Psychiatrists use the E&M codes for inpatient and partial hospitalization, consultation, nursing home visits, and some office visits. Especially controversial are the guidelines for determining the level of “medical decision making,” which is one of the three E&M components, along with history taking and examination. The guidelines for that component use a four-by-four grid designed to produce a numerical approximation of medical decision making.

Schmidt has called the system so complex “it bears no resemblance to the actual practice of medicine.”

Douglas L. Wood, M.D., chair of the advisory committee and a physician at the Mayo Clinic, summed up the view that the decade-long effort to revise or improve the guidelines has been exhausted.

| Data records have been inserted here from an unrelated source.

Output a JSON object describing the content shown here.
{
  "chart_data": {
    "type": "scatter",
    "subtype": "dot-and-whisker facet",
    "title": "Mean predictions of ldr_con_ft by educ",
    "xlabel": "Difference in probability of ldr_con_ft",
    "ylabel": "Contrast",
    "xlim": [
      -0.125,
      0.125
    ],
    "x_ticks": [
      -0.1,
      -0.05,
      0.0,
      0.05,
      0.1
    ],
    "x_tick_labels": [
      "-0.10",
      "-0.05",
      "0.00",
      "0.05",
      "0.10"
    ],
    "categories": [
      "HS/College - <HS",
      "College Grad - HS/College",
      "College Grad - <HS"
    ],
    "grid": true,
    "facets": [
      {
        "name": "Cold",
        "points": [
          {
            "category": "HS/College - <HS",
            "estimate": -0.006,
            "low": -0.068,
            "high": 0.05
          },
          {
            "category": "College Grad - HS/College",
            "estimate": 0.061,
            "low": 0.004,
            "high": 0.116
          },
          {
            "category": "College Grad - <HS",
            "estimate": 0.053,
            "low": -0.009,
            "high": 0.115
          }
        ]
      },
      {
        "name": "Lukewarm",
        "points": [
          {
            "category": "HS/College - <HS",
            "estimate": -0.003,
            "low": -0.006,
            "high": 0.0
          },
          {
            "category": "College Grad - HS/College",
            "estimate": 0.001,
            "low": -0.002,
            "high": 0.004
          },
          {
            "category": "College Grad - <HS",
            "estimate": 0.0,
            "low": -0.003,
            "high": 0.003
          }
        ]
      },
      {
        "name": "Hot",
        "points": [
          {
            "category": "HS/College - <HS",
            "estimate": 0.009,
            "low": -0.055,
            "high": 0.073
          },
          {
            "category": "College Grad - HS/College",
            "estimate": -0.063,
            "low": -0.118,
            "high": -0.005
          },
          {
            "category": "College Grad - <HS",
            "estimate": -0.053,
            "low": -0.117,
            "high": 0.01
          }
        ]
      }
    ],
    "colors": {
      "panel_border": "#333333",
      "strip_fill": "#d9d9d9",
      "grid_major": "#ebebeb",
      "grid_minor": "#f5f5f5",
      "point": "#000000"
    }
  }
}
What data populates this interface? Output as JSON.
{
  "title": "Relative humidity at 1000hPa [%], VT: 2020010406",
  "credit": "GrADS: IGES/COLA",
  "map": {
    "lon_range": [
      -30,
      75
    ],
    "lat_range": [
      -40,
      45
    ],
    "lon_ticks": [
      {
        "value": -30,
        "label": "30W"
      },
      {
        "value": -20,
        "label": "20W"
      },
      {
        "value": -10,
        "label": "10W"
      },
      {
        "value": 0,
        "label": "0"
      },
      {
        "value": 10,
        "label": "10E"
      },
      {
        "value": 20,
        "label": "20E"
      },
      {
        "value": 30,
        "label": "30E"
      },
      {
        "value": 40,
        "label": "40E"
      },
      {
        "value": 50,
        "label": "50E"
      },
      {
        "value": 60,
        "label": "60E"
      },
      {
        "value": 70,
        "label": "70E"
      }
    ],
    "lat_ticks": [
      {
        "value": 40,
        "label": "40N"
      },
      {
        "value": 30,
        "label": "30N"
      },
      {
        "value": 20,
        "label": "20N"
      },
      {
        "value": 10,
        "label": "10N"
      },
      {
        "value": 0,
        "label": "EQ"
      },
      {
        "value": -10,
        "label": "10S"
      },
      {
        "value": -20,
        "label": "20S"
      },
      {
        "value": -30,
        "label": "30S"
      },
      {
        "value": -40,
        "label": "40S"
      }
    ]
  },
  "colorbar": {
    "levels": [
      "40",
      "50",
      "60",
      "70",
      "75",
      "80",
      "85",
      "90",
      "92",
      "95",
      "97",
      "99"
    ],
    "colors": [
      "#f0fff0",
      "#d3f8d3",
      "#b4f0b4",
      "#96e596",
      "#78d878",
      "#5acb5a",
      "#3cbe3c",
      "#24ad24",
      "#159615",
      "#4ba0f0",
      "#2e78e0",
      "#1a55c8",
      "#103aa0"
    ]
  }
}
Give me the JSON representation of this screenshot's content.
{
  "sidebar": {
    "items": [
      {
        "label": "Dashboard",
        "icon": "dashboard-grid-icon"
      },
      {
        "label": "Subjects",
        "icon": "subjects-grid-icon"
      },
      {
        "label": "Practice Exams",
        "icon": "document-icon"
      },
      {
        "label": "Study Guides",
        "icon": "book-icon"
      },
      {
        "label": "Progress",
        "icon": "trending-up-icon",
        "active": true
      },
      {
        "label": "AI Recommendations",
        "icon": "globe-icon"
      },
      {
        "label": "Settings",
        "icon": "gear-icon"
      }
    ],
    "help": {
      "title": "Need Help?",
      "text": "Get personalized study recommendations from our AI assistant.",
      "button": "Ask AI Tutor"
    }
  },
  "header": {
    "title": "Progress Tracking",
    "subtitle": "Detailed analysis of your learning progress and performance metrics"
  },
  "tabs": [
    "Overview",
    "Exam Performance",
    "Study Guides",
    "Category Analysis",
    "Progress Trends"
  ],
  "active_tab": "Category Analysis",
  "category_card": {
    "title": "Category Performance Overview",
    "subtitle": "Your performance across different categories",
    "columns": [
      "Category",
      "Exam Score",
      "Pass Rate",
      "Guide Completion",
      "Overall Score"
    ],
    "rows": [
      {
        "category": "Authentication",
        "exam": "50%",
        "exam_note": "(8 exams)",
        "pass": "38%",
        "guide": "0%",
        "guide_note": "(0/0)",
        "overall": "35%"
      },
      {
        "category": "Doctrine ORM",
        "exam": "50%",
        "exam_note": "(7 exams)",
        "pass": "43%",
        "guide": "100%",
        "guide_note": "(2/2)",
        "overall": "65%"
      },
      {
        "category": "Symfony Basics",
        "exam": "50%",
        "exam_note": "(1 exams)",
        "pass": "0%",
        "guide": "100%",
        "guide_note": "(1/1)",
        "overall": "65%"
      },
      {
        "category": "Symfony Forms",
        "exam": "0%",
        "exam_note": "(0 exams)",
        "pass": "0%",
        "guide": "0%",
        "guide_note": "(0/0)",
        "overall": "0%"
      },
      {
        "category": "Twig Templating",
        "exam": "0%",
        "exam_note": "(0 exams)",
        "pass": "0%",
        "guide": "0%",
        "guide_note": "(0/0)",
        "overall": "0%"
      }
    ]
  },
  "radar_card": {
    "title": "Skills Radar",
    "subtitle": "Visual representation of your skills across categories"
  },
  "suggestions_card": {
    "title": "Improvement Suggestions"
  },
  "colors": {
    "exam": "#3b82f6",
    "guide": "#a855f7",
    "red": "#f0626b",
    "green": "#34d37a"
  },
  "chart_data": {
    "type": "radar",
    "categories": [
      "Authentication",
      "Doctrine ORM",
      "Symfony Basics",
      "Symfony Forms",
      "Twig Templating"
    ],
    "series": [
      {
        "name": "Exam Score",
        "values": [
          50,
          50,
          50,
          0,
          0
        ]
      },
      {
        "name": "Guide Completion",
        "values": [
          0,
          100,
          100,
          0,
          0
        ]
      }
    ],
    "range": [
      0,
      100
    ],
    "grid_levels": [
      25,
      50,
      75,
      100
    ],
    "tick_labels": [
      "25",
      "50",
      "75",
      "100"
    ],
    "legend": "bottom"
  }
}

“The documentation guidelines that have been used are unworkable, and I think 10 years of effort to try to find one that works is a pretty strong statement that there is something fundamentally difficult or fundamentally impossible about trying to create documentation guidelines for evaluation and management services,” Wood said, according to transcripts of the advisory committee meeting in Denver.

“The fact that no other commercial insurer uses them should be a pretty strong statement that they’re probably not applicable anyway,” Wood said. “And indeed, there is now and has been an adversarial environment that’s based on fraud and abuse actions and the actions of Medicare carrier medical directors.”

The transcript of the Denver meeting is posted on the Web at www.regreform.hhs.gov/sacrr5_16.htm.